Fora do mundo das letras, houve avanço no empreendedorismo negro em diversas áreas de atuação e o fortalecimento do Black Money, sem contar inúmeras iniciativas que nem sempre ganham visibilidade, mas nem por isso são menos importantes, pois geram impactos significativos em suas comunidades.

Enfim, todas estas conquistas (e inúmeras outras não contempladas neste artigo) são muito importantes e representam sinais positivos de mudanças e transformações.

Contudo, ainda existe muito trabalho a ser feito e não podemos descansar e relaxar sobre os louros destas conquistas.

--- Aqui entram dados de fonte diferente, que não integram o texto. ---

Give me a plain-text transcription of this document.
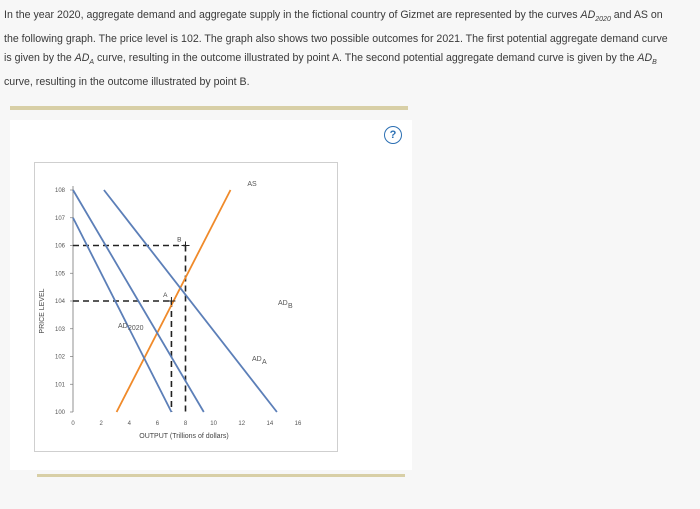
In the year 2020, aggregate demand and aggregate supply in the fictional country of Gizmet are represented by the curves $AD_{2020}$ and AS on the following graph. The price level is 102. The graph also shows two possible outcomes for 2021. The first potential aggregate demand curve is given by the $AD_A$ curve, resulting in the outcome illustrated by point A. The second potential aggregate demand curve is given by the $AD_B$ curve, resulting in the outcome illustrated by point B.
?
100
101
102
103
104
105
106
107
108
0	2	4	6	8	10	12	14	16
OUTPUT (Trillions of dollars)
PRICE LEVEL	A
B
AS
AD 2020
AD A
AD B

É preciso continuar a pavimentar o caminho por onde passarão as gerações futuras de negros(as) para que eles(as) não tenham de encarar as mesmas dificuldades, limitações e desafios que nossos antepassados enfrentaram e que nós continuamos a enfrentar na atualidade.

Lamentavelmente, a comunidade negra ainda permanece invisibilizada em muitos espaços sociais e alijada da maioria dos espaços de poder, decisão e produção de conhecimento, conforme abordei em outro artigo (A “cor” do conhecimento na mídia brasileira).

Portanto, não obstante o relevante valor simbólico do dia 20 de novembro a consciência negra precisa nos acompanhar não só nesta data específica, mas ao longo de todos os demais dias de cada ano. Isso nos remete, inclusive ao argumento defendido tanto por Djamila Ribeiro quanto por Angela Davis, no sentido de que não basta não ser racista, é preciso também ser antirracista.